A reader sent in this story of a woman who intervened when she saw a girl getting physically abused, and I thought it brought up a lot of interesting questions about when to get involved.
I was waiting for my bus up to Ye Olde Transit Centre early this morning, and I noticed a young couple scuffling outside the Youth Employment Centre near my bus stop. They were older teenagers - the boy was 17 or 18, and the girl looked to be about 16. She was crying and yelling something at the boy, and suddenly they started pushing and shoving.
She took a swing and he grabbed her hand (he was easily 6' and she must have been 5'2 and about 100lbs) and he threw her up against the building and grabbed her throat. I was alone at the stop and reacted instinctively: I pushed my way between them and told the boy to back off. Predictably he started screaming at me to "stay out of his business" but I ignored him and worked on leading the girl away. She kept sobbing in apology, and flinched when the boy tried to grab her hand. The boy kept yelling at me to "stay out of it" and I told him that he if was going to assault his girlfriend on a public street than it damn well was my business, and that if he didn't back off and move away I was going to call the police.
...He muttered, "Fucking feminist bitch!" and moved away up the street.
Telling that he called her a feminist as a pejorative, but I digress. I've often seen things in public spaces that I found upsetting and/or well, criminal, and I've spoken up when I've felt safe.

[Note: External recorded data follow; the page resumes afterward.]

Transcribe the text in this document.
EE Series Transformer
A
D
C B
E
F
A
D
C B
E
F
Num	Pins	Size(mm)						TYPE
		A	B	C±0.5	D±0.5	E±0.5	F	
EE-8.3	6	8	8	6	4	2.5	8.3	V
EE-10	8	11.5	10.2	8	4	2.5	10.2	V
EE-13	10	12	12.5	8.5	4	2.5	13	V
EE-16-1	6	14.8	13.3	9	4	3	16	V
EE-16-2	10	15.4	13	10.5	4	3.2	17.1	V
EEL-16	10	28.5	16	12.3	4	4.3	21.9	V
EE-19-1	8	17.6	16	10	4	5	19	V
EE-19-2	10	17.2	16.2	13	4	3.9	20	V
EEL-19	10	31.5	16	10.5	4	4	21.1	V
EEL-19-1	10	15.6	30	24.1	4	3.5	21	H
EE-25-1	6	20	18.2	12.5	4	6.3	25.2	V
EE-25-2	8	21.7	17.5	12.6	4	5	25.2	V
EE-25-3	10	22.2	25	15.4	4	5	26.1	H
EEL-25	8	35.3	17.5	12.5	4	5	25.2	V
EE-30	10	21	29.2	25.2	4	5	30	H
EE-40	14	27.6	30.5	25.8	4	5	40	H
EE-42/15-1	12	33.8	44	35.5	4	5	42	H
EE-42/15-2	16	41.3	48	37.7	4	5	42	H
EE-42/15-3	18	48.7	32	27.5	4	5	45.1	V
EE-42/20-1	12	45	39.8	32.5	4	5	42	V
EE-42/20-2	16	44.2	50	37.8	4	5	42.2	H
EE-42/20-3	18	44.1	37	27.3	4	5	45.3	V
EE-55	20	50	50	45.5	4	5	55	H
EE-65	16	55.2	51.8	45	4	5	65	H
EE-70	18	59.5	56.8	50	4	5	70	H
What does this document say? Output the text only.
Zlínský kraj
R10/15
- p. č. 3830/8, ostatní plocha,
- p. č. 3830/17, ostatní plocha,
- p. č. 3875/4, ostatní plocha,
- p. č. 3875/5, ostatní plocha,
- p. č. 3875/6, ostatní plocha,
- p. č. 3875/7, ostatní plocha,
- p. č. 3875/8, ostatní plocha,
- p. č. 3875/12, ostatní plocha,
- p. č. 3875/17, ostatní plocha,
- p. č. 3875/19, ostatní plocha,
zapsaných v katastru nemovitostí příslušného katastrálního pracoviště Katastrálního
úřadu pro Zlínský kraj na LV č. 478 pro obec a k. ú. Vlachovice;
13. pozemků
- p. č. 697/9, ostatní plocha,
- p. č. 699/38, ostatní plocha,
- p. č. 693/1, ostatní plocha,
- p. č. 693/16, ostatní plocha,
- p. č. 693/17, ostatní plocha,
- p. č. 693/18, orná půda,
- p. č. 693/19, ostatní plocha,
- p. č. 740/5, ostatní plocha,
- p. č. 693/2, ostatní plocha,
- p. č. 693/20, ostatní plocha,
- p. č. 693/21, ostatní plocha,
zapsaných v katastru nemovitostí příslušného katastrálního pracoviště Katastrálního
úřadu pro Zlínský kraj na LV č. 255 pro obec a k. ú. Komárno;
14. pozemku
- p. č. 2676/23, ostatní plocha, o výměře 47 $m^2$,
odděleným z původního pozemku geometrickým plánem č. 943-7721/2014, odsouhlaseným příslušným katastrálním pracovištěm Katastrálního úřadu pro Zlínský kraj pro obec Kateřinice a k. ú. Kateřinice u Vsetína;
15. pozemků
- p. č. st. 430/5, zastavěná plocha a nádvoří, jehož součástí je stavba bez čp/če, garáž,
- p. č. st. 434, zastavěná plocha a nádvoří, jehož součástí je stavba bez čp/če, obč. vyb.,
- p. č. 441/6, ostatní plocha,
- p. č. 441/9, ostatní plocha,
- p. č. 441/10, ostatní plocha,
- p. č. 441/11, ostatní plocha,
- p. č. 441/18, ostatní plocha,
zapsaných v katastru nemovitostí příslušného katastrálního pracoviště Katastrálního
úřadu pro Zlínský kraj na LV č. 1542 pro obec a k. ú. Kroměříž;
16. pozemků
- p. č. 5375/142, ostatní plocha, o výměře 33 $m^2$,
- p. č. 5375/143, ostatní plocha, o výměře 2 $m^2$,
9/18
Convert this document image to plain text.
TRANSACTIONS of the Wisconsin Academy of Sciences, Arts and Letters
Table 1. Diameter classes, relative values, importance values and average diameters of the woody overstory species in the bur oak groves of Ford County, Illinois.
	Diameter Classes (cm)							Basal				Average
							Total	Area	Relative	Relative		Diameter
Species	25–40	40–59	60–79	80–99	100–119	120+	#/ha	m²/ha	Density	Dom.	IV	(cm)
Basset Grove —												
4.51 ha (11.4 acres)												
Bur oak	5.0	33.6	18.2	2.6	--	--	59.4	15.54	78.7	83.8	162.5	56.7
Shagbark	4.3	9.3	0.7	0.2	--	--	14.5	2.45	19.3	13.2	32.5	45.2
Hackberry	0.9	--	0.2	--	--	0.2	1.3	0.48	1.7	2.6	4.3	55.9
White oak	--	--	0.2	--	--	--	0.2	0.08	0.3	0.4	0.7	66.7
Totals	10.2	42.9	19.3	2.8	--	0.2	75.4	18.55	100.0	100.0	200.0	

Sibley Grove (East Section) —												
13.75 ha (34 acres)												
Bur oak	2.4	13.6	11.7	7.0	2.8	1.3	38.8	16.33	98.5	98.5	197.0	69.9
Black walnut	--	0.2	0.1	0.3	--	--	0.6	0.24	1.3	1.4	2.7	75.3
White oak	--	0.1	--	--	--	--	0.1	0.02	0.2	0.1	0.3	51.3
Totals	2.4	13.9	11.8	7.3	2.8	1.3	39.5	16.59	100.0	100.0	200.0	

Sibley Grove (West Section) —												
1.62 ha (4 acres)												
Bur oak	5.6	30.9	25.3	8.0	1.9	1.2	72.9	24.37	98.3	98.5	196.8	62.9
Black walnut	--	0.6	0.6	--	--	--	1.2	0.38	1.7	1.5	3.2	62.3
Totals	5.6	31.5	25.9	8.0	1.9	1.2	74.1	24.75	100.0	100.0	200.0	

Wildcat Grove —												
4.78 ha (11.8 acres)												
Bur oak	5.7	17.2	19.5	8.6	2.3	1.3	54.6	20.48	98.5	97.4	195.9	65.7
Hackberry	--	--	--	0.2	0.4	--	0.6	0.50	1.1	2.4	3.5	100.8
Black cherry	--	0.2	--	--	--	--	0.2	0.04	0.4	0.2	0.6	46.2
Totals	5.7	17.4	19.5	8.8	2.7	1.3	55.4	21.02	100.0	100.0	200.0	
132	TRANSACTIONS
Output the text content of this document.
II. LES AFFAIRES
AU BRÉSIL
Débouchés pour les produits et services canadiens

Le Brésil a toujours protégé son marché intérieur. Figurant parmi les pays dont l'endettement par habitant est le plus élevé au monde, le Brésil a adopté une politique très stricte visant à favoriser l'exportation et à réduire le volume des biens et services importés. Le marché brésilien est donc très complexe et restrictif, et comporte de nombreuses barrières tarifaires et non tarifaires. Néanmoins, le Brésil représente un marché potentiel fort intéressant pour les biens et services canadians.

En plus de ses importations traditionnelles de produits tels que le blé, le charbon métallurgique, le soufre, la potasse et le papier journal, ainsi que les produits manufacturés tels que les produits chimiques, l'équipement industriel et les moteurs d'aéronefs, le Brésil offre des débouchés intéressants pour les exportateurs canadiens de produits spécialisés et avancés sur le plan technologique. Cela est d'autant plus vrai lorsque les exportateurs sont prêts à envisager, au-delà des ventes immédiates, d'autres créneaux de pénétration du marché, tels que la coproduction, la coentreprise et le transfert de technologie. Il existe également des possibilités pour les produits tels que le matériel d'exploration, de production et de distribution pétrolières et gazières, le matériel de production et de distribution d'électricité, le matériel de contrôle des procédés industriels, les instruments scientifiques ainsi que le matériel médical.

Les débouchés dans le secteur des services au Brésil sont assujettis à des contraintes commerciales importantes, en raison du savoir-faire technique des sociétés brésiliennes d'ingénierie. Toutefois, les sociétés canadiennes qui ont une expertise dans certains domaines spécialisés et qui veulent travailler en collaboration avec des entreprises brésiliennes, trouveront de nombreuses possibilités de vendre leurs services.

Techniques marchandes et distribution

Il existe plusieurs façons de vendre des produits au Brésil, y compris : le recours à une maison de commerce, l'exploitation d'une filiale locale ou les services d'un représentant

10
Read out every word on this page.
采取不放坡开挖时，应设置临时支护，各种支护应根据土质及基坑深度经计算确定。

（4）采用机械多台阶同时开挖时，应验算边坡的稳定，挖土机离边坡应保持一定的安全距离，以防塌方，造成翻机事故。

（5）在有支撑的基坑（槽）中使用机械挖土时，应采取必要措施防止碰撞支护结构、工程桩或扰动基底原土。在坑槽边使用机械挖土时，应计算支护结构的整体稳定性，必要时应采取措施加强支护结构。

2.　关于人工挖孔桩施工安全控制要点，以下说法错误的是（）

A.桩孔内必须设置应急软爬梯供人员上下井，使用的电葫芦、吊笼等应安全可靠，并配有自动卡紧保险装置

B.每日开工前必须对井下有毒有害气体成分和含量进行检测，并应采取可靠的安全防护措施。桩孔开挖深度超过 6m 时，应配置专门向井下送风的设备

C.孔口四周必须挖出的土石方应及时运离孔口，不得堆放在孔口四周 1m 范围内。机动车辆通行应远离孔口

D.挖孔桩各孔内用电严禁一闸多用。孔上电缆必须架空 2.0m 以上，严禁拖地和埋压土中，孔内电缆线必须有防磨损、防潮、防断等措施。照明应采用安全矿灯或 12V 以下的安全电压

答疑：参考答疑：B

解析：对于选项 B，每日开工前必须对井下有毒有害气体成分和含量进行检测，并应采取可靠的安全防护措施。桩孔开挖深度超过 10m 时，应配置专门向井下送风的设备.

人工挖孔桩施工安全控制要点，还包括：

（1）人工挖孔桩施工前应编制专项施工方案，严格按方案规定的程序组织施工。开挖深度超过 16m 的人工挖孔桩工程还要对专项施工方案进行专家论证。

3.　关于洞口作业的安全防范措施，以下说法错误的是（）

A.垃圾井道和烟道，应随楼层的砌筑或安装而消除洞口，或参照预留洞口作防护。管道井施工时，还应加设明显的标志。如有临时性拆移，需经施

But how can we gauge safety, or if other women want us to get involved?
I'm reminded of two stories...
A women's studies professor I had as an undergrad told my class about how her sister was in an abusive relationship - his battering her was so loud that the neighbors called often the police. However, the police generally made things worse: Not just because they didn't arrest her boyfriend and treated her as if she was the criminal - not believing her, asking if she had attacked him - but also because once they left, she was beaten even worse. My prof went on to say that from then on whenever she saw or heard a woman being abused, she asked if the woman would like her to call the police - assuming that she knew what was best for her own situation.
Another one (apologies, can't find a link to the original article anywhere) was from a couple of years ago when a woman was grabbed on a crowded subway platform by a strange man who was attempting to drag her away. As she fought him, he pretended that they were having a "lover's quarrel" - saying things like, "Oh honey, I'm sorry, come on now!" - so that the surrounding crowd wouldn't help her. The victim ended up grabbing another woman passing by and saying to her, "I don't know this man." The woman beat him off of her and held him until police came. (It was a good story!) But I remember asking myself why people wouldn't stop to intervene even if they did think it was a fight between a couple.
When do we help? How can we assess a situation and react accordingly?